2. Check `/scanner/status` for `activeBalanceWatches` on the expected chain.
3. Inspect `balance_watches.next_check_at`; if it is in the future, the scheduler is waiting according to the decay cadence.
4. Check logs for `[balance-watch] balance read error`; RPC failures reschedule the watch without notifying backend.
5. Confirm `callbackUrl` and `callbackSecret` match backend `AMN_SCANNER_WEBHOOK_SECRET`.
6. If `[balance-watch-webhook] non-2xx response` appears, inspect backend logs for the AMN scanner webhook route. The scanner keeps `current_balance` unchanged and retries the same balance change on the next due check.
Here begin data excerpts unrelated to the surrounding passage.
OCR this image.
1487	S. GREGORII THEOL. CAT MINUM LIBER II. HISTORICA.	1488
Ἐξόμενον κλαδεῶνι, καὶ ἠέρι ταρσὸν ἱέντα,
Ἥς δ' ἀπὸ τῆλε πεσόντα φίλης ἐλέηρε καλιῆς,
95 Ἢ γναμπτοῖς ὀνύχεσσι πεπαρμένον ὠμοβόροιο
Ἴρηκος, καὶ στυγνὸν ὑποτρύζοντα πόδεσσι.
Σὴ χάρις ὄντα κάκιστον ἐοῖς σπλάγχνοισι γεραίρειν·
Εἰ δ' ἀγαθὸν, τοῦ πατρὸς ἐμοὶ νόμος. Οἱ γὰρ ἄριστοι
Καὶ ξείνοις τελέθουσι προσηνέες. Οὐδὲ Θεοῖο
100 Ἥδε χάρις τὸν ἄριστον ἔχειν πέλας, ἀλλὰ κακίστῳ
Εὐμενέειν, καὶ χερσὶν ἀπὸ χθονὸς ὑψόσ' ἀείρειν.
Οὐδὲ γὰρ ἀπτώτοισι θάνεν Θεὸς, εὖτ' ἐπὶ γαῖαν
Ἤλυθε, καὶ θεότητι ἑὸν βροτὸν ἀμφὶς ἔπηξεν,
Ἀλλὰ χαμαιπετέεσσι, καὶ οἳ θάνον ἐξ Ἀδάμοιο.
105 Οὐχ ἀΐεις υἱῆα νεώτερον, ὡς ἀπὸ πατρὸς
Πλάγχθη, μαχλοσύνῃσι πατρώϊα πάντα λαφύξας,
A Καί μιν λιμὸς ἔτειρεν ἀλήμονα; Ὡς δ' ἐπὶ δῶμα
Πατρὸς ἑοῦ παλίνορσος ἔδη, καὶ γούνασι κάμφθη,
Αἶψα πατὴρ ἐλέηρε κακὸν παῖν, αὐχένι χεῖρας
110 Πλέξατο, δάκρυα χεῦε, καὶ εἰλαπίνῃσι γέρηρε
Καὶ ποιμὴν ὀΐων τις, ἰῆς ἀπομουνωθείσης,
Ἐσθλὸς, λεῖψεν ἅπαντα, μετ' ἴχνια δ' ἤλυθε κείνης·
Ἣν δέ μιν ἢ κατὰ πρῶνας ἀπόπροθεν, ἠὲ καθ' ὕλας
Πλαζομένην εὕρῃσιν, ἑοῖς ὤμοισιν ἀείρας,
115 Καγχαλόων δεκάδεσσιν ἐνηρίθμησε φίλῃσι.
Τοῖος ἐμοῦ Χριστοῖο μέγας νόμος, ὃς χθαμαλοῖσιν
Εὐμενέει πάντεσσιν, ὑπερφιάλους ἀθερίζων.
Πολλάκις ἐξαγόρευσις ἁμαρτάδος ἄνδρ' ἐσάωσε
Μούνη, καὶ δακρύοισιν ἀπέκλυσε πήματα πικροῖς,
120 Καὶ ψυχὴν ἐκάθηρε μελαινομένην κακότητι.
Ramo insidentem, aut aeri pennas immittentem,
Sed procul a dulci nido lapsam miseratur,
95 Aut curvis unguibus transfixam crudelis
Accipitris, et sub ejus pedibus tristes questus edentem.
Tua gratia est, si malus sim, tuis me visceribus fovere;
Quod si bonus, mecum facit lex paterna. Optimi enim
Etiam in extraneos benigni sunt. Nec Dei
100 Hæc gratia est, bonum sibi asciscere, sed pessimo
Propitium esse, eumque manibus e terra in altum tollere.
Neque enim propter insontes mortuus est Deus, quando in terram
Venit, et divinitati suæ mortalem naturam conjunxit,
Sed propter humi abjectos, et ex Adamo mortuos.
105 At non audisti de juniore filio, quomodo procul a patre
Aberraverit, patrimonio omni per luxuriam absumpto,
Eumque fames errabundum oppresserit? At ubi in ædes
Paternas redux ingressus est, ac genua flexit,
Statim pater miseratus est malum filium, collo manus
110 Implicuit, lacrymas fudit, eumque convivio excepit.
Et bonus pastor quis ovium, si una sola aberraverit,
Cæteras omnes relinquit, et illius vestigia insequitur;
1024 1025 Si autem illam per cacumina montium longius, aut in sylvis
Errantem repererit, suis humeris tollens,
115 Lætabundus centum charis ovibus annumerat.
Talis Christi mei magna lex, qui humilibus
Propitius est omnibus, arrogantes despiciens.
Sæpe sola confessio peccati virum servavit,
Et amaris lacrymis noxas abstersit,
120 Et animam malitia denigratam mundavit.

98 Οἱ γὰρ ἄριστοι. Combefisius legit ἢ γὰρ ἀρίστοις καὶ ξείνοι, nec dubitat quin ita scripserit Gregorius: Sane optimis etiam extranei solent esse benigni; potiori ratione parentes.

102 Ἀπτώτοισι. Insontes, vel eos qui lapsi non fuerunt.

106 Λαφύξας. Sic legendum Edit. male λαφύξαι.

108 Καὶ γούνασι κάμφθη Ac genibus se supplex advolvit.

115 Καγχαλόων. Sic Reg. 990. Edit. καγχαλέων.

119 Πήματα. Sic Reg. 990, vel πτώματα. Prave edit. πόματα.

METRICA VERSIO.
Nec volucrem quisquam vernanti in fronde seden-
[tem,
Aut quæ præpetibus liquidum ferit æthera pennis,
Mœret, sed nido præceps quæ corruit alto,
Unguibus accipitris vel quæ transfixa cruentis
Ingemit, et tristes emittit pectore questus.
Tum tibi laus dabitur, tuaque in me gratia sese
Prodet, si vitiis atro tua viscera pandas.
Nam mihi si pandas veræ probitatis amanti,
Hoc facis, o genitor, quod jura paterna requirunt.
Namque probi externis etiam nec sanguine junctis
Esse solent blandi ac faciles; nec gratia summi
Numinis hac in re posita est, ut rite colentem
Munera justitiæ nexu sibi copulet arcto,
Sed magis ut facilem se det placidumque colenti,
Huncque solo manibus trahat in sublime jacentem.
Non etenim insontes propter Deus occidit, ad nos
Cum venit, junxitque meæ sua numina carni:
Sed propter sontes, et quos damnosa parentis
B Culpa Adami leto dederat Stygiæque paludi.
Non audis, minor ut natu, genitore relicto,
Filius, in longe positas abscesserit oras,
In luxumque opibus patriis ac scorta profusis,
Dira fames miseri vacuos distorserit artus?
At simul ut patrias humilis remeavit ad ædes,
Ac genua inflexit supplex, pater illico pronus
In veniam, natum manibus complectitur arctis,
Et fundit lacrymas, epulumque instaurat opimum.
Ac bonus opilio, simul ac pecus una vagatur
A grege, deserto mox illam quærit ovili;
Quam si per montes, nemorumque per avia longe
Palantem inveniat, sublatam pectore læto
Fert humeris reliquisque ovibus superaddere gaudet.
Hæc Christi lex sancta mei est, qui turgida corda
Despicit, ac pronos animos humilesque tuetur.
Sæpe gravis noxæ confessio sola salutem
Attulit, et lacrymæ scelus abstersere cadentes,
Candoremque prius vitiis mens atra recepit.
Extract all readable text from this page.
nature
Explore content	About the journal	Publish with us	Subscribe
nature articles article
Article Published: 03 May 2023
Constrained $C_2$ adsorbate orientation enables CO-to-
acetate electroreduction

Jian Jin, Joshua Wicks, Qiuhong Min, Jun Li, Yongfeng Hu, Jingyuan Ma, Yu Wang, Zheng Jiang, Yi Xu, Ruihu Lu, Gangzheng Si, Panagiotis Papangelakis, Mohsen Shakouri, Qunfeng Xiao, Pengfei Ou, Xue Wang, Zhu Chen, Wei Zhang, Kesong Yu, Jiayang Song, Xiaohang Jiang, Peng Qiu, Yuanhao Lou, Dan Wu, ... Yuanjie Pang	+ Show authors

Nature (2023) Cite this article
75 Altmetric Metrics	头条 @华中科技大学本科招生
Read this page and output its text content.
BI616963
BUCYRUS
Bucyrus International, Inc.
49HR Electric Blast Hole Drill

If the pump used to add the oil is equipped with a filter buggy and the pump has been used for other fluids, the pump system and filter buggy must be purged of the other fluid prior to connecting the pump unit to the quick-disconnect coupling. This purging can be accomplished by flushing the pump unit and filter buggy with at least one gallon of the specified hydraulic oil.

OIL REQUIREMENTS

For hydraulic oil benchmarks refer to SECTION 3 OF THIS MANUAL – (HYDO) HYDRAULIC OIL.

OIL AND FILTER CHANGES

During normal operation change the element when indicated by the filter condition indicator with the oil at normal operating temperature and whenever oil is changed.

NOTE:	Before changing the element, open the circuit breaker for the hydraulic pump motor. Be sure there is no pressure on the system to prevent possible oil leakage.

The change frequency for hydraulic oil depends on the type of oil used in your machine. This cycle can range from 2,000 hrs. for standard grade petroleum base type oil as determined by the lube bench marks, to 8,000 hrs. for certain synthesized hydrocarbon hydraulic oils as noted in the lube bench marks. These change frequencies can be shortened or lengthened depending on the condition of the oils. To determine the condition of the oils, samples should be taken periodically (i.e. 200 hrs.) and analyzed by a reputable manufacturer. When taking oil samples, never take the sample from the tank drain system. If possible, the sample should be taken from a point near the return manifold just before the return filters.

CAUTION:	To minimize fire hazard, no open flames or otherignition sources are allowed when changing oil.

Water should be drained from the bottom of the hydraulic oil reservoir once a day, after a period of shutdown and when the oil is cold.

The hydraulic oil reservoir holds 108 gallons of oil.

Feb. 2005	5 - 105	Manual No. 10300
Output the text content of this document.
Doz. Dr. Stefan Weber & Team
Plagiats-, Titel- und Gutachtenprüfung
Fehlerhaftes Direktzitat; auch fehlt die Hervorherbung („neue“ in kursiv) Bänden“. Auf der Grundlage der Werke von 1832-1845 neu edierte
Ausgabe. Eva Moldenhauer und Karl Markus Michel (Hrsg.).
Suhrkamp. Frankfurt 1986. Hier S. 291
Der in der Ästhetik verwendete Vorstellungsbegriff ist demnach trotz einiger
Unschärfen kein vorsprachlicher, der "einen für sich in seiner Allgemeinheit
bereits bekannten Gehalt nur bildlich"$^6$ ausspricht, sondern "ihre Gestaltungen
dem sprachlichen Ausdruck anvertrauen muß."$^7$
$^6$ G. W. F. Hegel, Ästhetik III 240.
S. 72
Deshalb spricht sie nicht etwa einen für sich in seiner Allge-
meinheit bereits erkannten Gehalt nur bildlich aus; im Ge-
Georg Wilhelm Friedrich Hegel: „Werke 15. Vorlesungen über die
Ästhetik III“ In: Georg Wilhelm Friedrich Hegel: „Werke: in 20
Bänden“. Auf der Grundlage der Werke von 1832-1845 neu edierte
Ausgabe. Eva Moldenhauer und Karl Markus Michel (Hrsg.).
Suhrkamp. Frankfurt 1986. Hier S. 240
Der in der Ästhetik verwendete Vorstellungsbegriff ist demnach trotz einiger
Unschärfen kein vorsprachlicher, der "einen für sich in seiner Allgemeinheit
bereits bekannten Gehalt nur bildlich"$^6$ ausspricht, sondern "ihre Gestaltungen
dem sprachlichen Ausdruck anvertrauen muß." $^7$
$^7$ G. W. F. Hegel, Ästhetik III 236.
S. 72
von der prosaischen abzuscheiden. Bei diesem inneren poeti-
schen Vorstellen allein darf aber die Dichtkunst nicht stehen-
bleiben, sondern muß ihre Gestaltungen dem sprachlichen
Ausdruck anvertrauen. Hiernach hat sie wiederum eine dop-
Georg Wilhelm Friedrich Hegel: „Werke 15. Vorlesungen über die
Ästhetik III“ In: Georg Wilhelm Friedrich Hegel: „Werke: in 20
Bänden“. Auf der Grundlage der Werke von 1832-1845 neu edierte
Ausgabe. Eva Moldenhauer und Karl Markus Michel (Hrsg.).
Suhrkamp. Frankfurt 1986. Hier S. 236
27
### Direct balance watch should stop
Use either stop form:
```bash
curl -X DELETE -H "Authorization: Bearer $SCANNER_API_KEY" \
http://localhost:8080/balance-watches/<watchId>
curl -X POST -H "Authorization: Bearer $SCANNER_API_KEY" \
http://localhost:8080/balance-watches/<watchId>/stop
```
Backend should stop a watch after payment acceptance, cancellation, manual resolution, or when the payment is no longer payable.
---
## 10. CI/CD notes
- Woodpecker CI pipeline is in `.woodpecker/`.
- Telegram notify steps were removed (no TG secrets configured).
- Deploy step was removed — the scanner is deployed manually via `arcane-cli`.
- The CI pipeline builds and pushes the Docker image to the Gitea registry.
- Image tag format: `dev-<VERSION>` (from the `VERSION` file).
> [!tip]
> After CI completes, verify the image is in the registry before redeploying. Silent CI failures can leave a stale image tagged. Check the registry tag timestamp, not just the CI green light.